On the whole, though, promising – definitely worth ten minutes playing with. Gets the concept across a lot more clearly than the bare figures might.

Piglet squid

One of my current projects involves rebuilding the ePrints repository system to work as a well-structured database for archiving photographs. It’s going quite well, but the problem is that I can’t really demo it to anyone – the test server has virtually no content. So, any time I have to explain how it’ll work, I keep referring them to someone else doing the same sort of thing; the SERPENT project, who’re building up quite a nice collection of photographs of deep-sea creatures which have blundered into industrial submersibles.

Which means I occasionally spend a few minutes going, right, I need something to show what thumbnails on a multiple-image record look like, could I use manta rays? Dog sharks? Maybe something novel…

…and then I tripped over this, a Helicocranchia squid.

That is, in fact, a “piglet squid” – about 5-10cm long, and as the name suggests, looks like a cheerfully rotund piglet. I’m not sure quite how fads for pets begin, but that sentence sounds like a good attempt.

(More on the piglet squid – and some better photographs – here.)

Stasiland

Today is the anniversary of the fall of the Berlin Wall, and – to a first approximation – the end of the German Democratic Republic. I don’t really have anything intelligent to say on the matter; I was seven at the time, and failed to notice much about it. I do remember, a couple of years later, visiting a relative with a little fragment of the Wall in the glass china case in their living room, and being duly impressed, but I’m not sure I could have explained why. (This is odd – I know I was aware of world news stories a year earlier, in 1988, perhaps even late ’87. Maybe my memory is at fault here, not my childish attention-spans.)

But it does reminds me, on the other hand, that I wanted to mention that:

  • there is a new discount bookshop open on St. Aldates;
  • it is selling copies of Stasiland for £2;
  • which is one of the best books I’ve read this year;
  • and you should be able to deduce #4 for yourself.

(Why, look at the tangential relevance. Classy, me.)

Stasiland is great. Absolutely, unqualifiedly, great. Well-written, moving, direct, vivid and detached; it describes horrors and terror without either dwelling on them or glossing over them, which is a rare skill. It’s a series of linked stories of daily life in East Germany – mostly East Berlin – told by former citizens, interspersed with a narrative of life in contemporary Berlin as the author tracked them down.

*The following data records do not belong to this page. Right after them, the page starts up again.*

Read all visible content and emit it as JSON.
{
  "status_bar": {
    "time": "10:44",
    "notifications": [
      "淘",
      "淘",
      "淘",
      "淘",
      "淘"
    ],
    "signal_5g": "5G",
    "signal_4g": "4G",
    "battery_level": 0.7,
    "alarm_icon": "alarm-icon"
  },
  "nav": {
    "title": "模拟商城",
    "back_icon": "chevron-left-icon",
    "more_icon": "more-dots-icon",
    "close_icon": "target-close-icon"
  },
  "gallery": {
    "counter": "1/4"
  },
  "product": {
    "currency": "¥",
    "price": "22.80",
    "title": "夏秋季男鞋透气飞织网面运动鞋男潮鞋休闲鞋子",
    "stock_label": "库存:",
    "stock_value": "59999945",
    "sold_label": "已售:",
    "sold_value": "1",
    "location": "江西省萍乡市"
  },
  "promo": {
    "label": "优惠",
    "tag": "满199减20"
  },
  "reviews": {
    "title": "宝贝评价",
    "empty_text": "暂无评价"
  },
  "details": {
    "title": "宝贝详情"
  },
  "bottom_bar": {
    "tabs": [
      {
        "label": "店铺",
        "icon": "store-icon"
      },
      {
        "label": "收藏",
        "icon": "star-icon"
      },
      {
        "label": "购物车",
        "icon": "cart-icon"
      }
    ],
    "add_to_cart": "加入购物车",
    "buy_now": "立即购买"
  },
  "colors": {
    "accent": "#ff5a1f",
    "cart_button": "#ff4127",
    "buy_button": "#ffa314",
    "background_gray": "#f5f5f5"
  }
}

She deliberately included interviews with ex-Stasi members, some devoted and some compelled, which provides an interesting second layer to the reminiscences.

Following on from Stasiland, I read Timothy Garton Ash’s The File a few months later. It was an interesting corollary, an attempt by a privileged observer – a Western historian – to trace back his time in East Germany through studying his file, to trace back the contacts with bystanders and informers. The problem is that neither is the book you’d really want to read; Funder tells a lot of stories second-hand, and Ash tells his own story and those entwined with his, but we never quite get a first-hand memoir of someone who actually lived under the regime and couldn’t, as Ash could, walk away.

Suggestions for further reading on East Germany, either from a social or a historic perspective, appreciated.

On a lighter note, Ben Lewis’s Hammer and Tickle was enjoyable as a jokebook and a vaguely serious study of humour in adversity – I did like his idea that you could follow the trajectory of people’s faith in The Whole Grand Communist Project by looking at the tone of their jokes about it – but could have done with cutting out the 20% of padding about the author’s private life. Perhaps best just to read the original essay.

And finally, I have not yet bought a copy of K Blows Top, but I expect it to be all you’d expect from a book detailing Khruschev’s wacky road-trip across fifties America. (This must be one of the few sentences where “wacky” is the only appropriate adjective.)